Dans les exploitations qui adhèrent à ce type de protection phytosanitaire, l’intérêt principal et les compétences des chefs d’exploitation ne se situent pas dans la production végétale, mais dans l’élevage ou la production laitière. C’est pourquoi pour la protection phytosanitaire, ils font appel à des agro-entrepreneurs qui misent généralement sur des PPh chimiques de synthèse. Pour l’agricultrice ou l’agriculteur, la sous-traitance va de pair avec des coûts fixes élevés, de sorte que tout changement dans l’utilisation des PPh représenterait un risque sur le plan économique.

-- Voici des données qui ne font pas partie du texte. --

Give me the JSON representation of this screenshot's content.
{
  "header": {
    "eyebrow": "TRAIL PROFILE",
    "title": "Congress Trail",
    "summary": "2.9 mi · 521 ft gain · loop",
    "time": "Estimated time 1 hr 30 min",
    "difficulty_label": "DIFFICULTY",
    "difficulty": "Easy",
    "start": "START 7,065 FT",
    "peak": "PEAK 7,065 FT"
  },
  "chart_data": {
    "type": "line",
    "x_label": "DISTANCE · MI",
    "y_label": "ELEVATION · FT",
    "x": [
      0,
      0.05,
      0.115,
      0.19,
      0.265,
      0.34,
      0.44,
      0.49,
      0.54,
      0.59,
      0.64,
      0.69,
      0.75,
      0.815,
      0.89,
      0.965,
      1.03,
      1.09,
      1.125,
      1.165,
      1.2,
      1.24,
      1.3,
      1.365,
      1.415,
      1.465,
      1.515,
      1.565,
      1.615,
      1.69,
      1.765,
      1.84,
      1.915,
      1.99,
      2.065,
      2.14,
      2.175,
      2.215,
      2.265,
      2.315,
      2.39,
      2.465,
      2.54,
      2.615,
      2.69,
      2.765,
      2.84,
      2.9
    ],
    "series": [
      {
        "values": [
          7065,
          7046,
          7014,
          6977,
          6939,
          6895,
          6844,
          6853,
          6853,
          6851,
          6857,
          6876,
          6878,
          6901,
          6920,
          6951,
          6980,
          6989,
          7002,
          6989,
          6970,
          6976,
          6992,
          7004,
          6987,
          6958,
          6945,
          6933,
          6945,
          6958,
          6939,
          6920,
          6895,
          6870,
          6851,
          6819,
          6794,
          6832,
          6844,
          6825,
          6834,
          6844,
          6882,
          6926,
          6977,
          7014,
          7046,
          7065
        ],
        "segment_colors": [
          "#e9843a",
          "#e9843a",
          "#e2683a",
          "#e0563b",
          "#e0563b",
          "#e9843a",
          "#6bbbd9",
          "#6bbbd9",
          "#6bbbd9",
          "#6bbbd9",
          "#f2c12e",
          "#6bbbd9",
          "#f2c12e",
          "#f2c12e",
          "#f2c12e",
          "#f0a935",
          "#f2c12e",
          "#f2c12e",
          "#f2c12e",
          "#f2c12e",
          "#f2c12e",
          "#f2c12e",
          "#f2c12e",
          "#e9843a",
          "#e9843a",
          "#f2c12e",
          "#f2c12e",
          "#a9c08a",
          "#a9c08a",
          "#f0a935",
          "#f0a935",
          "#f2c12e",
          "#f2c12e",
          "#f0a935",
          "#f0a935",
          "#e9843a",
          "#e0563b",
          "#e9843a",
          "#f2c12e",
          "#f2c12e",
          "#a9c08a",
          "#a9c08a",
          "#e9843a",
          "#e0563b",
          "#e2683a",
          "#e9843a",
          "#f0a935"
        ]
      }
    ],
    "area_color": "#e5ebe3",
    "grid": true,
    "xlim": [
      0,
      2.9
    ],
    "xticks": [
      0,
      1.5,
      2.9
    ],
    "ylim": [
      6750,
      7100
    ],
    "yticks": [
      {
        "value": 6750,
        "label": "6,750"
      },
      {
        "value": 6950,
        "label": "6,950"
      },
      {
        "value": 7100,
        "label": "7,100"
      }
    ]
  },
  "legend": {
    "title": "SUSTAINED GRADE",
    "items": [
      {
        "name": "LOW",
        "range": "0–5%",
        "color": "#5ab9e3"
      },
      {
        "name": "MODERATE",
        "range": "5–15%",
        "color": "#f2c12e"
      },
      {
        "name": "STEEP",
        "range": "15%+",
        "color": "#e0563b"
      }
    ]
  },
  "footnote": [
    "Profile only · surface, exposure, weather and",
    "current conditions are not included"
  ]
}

Protection phytosanitaire agro-écologique

Selon cette pratique, la protection des plantes est axée sur des principes agro-écologiques et une agriculture régénérative. L’objectif souvent évoqué de cette approche globale est de conserver des sols sains comme base d’une agriculture respectueuse de l’environnement. Les agricultrices et agriculteurs se considèrent comme des alliés de la nature. «Travailler en construisant, non en détruisant» est une des déclarations typiques qui traduit cette approche.

Conclusions

  • Dans l’agriculture suisse, il n’existe pas «une» protection phytosanitaire, mais au contraire une grande diversité de pratiques et de modèles différents en matière de protection des plantes.
  • On a distingué cinq types de pratiques phytosanitaires. On peut s’attendre à ce que les mesures politiques visant à réduire l’utilisation des PPh aient des effets différents selon le type de pratiques.
  • Les considérations économiques et les compétences jouent un rôle pour (presque) tous les groupes, raison pour laquelle les incitations financières ciblées, la formation et le conseil sont des instruments importants pour réduire l’utilisation des PPh. Cependant, des facteurs «mous» tels que les normes sociales, les valeurs personnelles et l’identité de l’agricultrice et de l’agriculteur interviennent également à des degrés divers. Ces facteurs peuvent se superposer aux autres et doivent être pris en compte pour pouvoir évaluer l’efficacité des nouvelles mesures.